After only two of my five recent months in Berkeley, I had come to notice and enjoy the youthful history of the place, a past of energy and resistance that confronted me at every corner. As I wrote in February, the history of Berkeley seemed to factor into every event I attended, every classroom I entered, every street I walked upon. So many of the people I met in California had an extensive knowledge of, or even experience from, the local past that lent them a stabilizing sense of place, a curious pride in where they lived. They spoke of it in conversation, painted it in murals, and counseled it in their daily lives.
I wondered at the way my life in New York had never seemed to include such a community-based, personal appreciation of the city’s history. New York’s past had only spoken to me in what I’d considered the rather monotone voice of Ken Burns’ documentaries, or through the words of historical novels like Kevin Baker’s Paradise Alley. The books and the movies spoke of an invisible time, of buildings I could no longer see, and landmark city squares long since torn up and redeveloped. The Onion Tours of Manhattan neighborhoods seemed to primarily highlight historically prominent buildings or businesses commemorated merely by a plaque, if they were visibly remembered in any way at all. As New Yorkers, I thought, perhaps we are proud enough of our city without needing the past to lend substance to our pride. We need no historic “sense of place” here to feel the history-forging energy pulsing in our people.
Back in New York, just a few weeks into working for the New Amsterdam Public Market Association, I have begun to realize what we are missing here, what it would be like were our history even just to echo from the remaining cobblestones, to sound from the horns of the boats on the river, and to ring round a commerce revived in the now vacant market halls of the Seaport. Such an historical presence might still be brought to life in New York, and would not only lend a (perhaps superfluous) sense of place and pride, but would potentially do something much more powerful, and perhaps necessary: it would inform the change and action we require, in our age of global warming and agricultural crisis.
As New Amsterdam Market’s Robert Lavalva can explain in much more passionate depth and detail than I have yet absorbed, the Seaport is a unique neighborhood in part because it was saved from development by the City in the late 1960’s. Barbara Mensch captured in photographs the local livelihoods that were soon to disappear, but there was more to the area than her “old timers.” The Seaport was considered a neighborhood of an historically small scale, commercial prominence, and cultural legacy that merited preservation, where New Yorkers might learn of the City’s past, and experience something of what it was like, without any need for tacky recreation or reenactments. The landmark district was extraordinarily preserved from destruction and redevelopment, yet rather than foster relevant, historic businesses, museums, markets, and open spaces, the area digressed from this purpose, and surrendered itself to commercial enterprises and fast-food chains. Today there remain two, currently vacant, buildings, which the New Amsterdam Market would preserve from this same unfortunate, impending fate. The Market would in fact return the buildings to their original use (!) as market halls.

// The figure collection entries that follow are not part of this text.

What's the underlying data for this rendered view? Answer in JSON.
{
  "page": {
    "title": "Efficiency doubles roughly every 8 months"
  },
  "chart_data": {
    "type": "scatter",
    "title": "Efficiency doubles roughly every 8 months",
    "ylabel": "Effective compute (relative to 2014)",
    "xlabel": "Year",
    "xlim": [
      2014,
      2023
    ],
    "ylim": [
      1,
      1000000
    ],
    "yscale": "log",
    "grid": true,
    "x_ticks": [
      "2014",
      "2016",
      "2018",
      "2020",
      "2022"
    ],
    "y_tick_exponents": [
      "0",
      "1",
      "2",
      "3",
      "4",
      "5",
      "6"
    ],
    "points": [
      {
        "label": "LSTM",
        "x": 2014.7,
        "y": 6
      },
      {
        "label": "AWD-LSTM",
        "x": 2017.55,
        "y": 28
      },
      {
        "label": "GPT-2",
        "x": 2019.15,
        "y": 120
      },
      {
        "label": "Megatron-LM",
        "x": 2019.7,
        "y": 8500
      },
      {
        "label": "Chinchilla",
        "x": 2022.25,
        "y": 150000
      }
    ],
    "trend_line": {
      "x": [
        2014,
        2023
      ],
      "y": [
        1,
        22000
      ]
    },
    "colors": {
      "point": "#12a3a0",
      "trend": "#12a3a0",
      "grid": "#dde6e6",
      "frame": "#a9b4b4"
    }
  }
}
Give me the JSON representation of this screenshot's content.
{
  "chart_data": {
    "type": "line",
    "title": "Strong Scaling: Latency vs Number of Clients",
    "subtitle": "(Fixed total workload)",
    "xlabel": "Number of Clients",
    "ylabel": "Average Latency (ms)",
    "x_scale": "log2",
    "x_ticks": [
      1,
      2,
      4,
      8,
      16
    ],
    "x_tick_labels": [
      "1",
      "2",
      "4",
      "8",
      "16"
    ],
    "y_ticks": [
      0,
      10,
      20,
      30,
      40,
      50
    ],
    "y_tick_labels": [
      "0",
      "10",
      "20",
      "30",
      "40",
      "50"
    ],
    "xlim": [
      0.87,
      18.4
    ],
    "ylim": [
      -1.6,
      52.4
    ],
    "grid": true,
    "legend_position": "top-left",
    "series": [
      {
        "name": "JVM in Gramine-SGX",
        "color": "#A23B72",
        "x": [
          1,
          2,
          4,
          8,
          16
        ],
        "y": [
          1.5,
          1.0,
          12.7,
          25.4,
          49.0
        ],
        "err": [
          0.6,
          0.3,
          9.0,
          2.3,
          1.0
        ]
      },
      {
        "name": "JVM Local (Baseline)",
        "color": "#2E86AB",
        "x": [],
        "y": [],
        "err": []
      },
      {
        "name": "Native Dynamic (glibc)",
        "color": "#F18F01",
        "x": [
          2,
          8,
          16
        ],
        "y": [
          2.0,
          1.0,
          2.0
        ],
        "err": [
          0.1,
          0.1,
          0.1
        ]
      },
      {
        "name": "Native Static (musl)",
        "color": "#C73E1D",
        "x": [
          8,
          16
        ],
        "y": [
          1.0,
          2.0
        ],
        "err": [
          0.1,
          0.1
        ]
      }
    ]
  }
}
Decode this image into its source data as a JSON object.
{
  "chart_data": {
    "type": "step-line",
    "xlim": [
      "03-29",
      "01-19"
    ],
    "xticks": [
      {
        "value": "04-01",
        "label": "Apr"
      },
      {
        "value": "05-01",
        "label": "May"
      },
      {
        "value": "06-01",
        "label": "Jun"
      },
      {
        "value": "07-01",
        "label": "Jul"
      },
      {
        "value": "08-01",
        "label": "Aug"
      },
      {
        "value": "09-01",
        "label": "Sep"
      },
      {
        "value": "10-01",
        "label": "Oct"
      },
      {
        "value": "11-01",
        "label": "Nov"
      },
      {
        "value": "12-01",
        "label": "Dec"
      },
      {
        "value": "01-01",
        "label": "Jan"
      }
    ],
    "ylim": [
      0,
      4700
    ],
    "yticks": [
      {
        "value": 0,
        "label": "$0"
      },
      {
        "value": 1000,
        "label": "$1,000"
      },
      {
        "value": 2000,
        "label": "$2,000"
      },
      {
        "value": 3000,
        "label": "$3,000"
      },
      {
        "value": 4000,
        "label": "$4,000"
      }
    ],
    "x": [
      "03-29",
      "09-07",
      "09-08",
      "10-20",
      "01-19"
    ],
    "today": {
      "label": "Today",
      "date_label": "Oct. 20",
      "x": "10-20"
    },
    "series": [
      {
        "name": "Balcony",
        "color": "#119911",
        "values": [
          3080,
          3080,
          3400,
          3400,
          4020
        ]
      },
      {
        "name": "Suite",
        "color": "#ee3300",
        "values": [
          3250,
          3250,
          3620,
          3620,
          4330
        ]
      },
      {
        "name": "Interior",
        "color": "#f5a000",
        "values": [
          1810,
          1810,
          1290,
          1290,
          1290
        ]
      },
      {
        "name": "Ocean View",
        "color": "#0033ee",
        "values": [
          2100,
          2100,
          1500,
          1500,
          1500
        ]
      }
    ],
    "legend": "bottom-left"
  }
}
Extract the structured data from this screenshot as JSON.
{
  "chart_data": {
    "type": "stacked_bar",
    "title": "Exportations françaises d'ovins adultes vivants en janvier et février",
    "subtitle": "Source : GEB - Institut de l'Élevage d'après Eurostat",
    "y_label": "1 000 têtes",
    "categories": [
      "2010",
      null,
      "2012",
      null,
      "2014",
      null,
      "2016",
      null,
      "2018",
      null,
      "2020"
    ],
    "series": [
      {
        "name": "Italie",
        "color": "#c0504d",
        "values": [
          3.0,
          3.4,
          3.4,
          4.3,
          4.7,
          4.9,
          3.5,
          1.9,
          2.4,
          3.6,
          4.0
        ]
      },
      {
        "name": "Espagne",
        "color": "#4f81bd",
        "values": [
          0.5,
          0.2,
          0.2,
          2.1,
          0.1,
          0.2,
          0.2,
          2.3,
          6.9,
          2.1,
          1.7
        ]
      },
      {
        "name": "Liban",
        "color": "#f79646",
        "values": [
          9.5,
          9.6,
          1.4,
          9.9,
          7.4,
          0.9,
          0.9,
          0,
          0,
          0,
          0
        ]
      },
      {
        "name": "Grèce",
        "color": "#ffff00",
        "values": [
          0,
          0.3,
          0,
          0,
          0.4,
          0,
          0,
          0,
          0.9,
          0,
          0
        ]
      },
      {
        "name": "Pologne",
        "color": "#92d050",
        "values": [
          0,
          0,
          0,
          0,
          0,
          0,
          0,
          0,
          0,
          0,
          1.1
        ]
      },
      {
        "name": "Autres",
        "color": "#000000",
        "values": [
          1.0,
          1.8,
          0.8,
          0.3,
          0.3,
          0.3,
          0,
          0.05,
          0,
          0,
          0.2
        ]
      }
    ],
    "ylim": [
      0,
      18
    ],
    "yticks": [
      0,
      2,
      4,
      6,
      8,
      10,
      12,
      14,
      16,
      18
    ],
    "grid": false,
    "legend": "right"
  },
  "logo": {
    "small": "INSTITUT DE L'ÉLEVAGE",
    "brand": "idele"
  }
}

What I find extraordinary about the Market project, in this context, is that the sort of wild and agricultural commerce to be encouraged is at once historically appropriate for the Seaport neighborhood and particularly relevant to the City today. Our food system is in crisis, and we must embrace the practice of skills and businesses that thrived before cheap energy became a necessity, and before industrialization enabled anonymous factory-style production of our food. Energy is no longer cheap, and industrial agriculture is debilitating not only our health, but that of our land.
We, of the City, require what the Market identifies as true purveyors – grocers and butchers, cheesemongers and foragers – whose sources are personal, whose knowledge and expertise we can trust, whose growth will depend upon our support rather than our oil, and whose friendship we deserve. As it is envisioned, New Amsterdam Market would be the oft advised, rarely taken step into the future with an eye on the past. The steps towards our future food system require this attentiveness to historic practices, and the Seaport neighborhood, with its own history in this work, is a perfect place for these steps to begin.
The essentially agrarian ideals of the Market may be accused of catering to nostalgia, but there is more than sentimental value in the past the Market would embrace. If the New Amsterdam Market were to be allowed to bring the Seaport market halls back to life, it would bring life back to the history of New York as well, utilizing, of course, the history-forging energy that I have always known to pulse within this city.